Fue su mejor amigo, su compañero y su consejero. No, nunca permitiría que la tía Gene humillara a su padre muerto.
—Beatriz…
—Sí.
—Pareces distraída.
—Pensaba.
—¿En tía Gene?
—Ya sabes —susurró Beatriz, sentándose a la mesa para comenzar el desayuno— que jamás pude tolerarla. Mucho menos ahora, que se cebará en mi desgracia. No se casó nunca, odia la juventud, y presume de su dinero delante de todos sus amigos y familiares. De estos, solo le quedo yo. Disfrutará haciéndome saber cuánto despreciaba a papá.
—No tienes necesidad de irte con ella. Nos tienes a nosotros.
—Eres muy buena —dijo con un tono apagado—. Te agradezco tu ofrecimiento, Laura, pero sabes que no puedo aceptarlo. Soy joven, tengo que rehacer mi vida. No sé cómo ni cuándo, pero sí estoy segura de que no debo perturbar la paz que tú y tu marido acabáis de encontrar. Os habéis casado hace nada y no tengo derecho a importunaros.
—No digas eso.
Entró Guillermo en el comedor.
—¿Por qué no dejamos esa conversación para otro momento y desayunamos? —dijo mientras besaba a su esposa en el pelo y palmeaba el hombro de Beatriz—. Hay mil formas de solucionar este problema. Ya pensaremos en ello.
—Es que hoy vendrá la tía de Beatriz.
—¿Gene? —rió Guillermo, burlón—. Ya la frenaremos.
—Pretenderá llevarse a Beatriz.
Guillermo volvió a reír.
—Ya no es menor de edad —comentó—. ¿Mantequilla, Beatriz?
—Gracias.
—¿Qué os parece si hoy mismo nos vamos los tres a la finca a pasar el fin de semana? En la quietud de aquel lugar, junto a la chimenea, pensaremos en la mejor forma de resolverlo. ¿Qué dices, Laura?
—Por mí, perfecto.
—¿Y tú, Bea?
—No quiero alterar vuestras costumbres…
—No seas majadera —protestó Guillermo, fingiendo indignación—. Solo serás un miembro más en la partida de dos.
—Precisamente por eso…
—Beatriz —intervino Laura—, me voy a ofender si sigues negándote.
—Es que…
—Sin “es que”, ¿verdad, Laura?
Una notificación con piernas —también conocida como Nati, la doncella— interrumpió la conversación.
—Ha venido la señorita Gene —anunció, como si hablara del apocalipsis.
Beatriz pegó un salto como si le hubieran puesto una avispa en la silla.
—Voy con vosotros —dijo, agobiada—. Pero antes tengo que enfrentarme a ella.
—¿Por qué no le dices que no? No es obligatorio —sugirió Guillermo, encogiéndose de hombros.
—La educación, Guillermo. Algo básico.
—Ah, sí… educación. Esa señora que aparece de vez en cuando a fastidiarnos la vida.
Las dos chicas se rieron, aunque con ese tipo de risa que viene justo antes del drama.
—Llévala al salón, Nati —ordenó Laura—. Beatriz irá en breve a enfrentarse a su destino.
Nati giró como una soldado bien entrenada y se fue.
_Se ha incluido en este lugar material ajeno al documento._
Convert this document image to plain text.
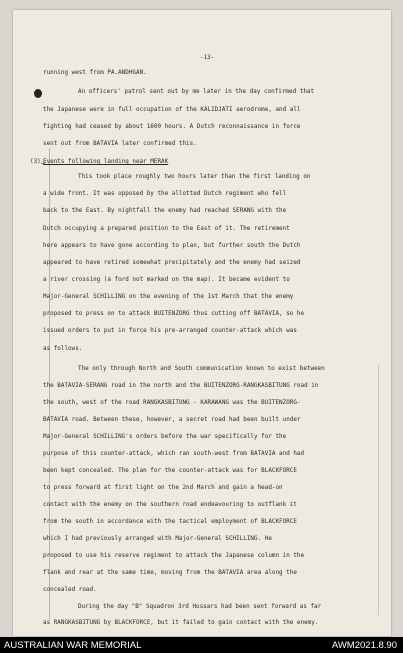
-13-
running west from PA.ANDHGAN.
An officers' patrol sent out by me later in the day confirmed that
the Japanese were in full occupation of the KALIDJATI aerodrome, and all
fighting had ceased by about 1600 hours. A Dutch reconnaissance in force
sent out from BATAVIA later confirmed this.
(3) Events following landing near MERAK
This took place roughly two hours later than the first landing on
a wide front. It was opposed by the allotted Dutch regiment who fell
back to the East. By nightfall the enemy had reached SERANG with the
Dutch occupying a prepared position to the East of it. The retirement
here appears to have gone according to plan, but further south the Dutch
appeared to have retired somewhat precipitately and the enemy had seized
a river crossing (a ford not marked on the map). It became evident to
Major-General SCHILLING on the evening of the 1st March that the enemy
proposed to press on to attack BUITENZORG thus cutting off BATAVIA, so he
issued orders to put in force his pre-arranged counter-attack which was
as follows.
The only through North and South communication known to exist between
the BATAVIA-SERANG road in the north and the BUITENZORG-RANGKASBITUNG road in
the south, west of the road RANGKASBITUNG - KARAWANG was the BUITENZORG-
BATAVIA road. Between these, however, a secret road had been built under
Major-General SCHILLING's orders before the war specifically for the
purpose of this counter-attack, which ran south-west from BATAVIA and had
been kept concealed. The plan for the counter-attack was for BLACKFORCE
to press forward at first light on the 2nd March and gain a head-on
contact with the enemy on the southern road endeavouring to outflank it
from the south in accordance with the tactical employment of BLACKFORCE
which I had previously arranged with Major-General SCHILLING. He
proposed to use his reserve regiment to attack the Japanese column in the
flank and rear at the same time, moving from the BATAVIA area along the
concealed road.
During the day "B" Squadron 3rd Hussars had been sent forward as far
as RANGKASBITUNG by BLACKFORCE, but it failed to gain contact with the enemy.
AUSTRALIAN WAR MEMORIAL	AWM2021.8.90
Los tres que quedaban en el comedor se miraron como si esperaran que alguien sacara palomitas.
—En cuanto la despaches —dijo Guillermo—, nos vamos a la finca. Está todo listo.
—Ni se te ocurra dejarte manipular —advirtió Laura—. Ya sabes lo mucho que te exprime esa mujer.
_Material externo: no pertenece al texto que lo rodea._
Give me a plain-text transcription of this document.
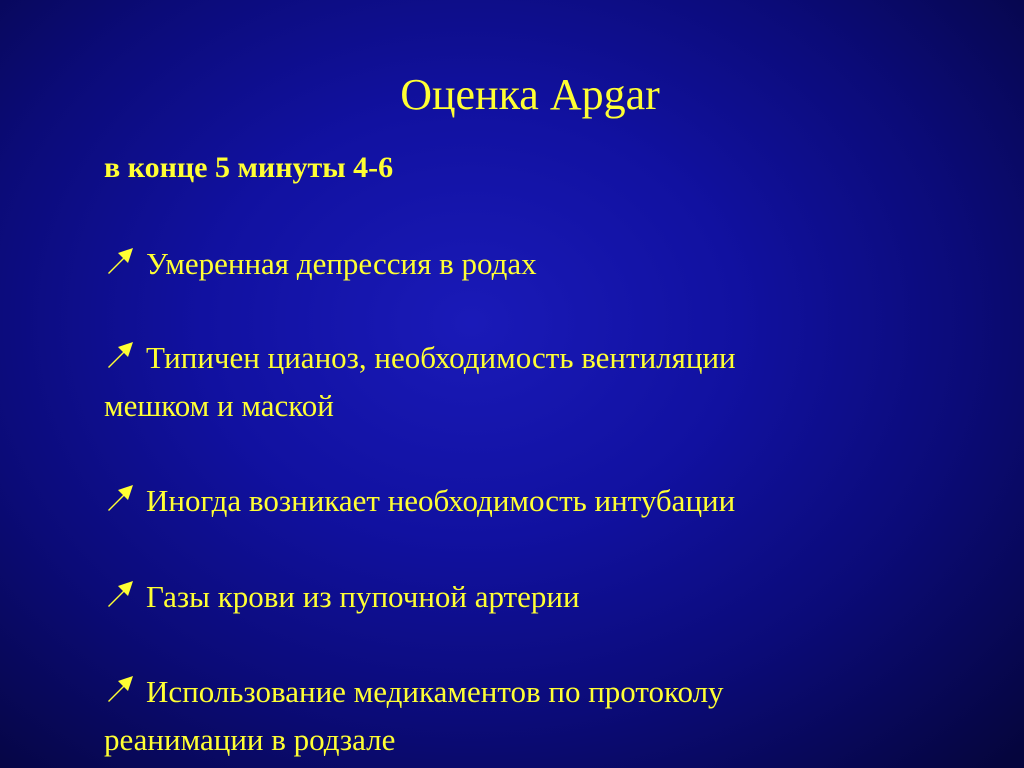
Оценка Apgar

в конце 5 минуты 4-6

Умеренная депрессия в родах
Типичен цианоз, необходимость вентиляции
мешком и маской
Иногда возникает необходимость интубации
Газы крови из пупочной артерии
Использование медикаментов по протоколу
реанимации в родзале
—Prefiero ser vuestra molestia ocasional que su muñeca personal para siempre. No, con tía Gene no me voy.
—Pues ve y despídela con estilo —le dijo Laura, como si la mandara al cadalso.
Beatriz intentó una sonrisa, aunque solo le salió media. Se sentía tan hecha polvo que no habría puesto objeción si el suelo se la tragaba.
Caminó hacia el salón con paso firme. Estaba guapa, eso no se podía negar. Iba vestida a la última y sabía lucirlo como una modelo con actitud. Decían que era el clon de su madre, pero el carácter le venía del padre. Justo esa mezcla explosiva era lo que la tía Gene no le perdonaba. Jamás.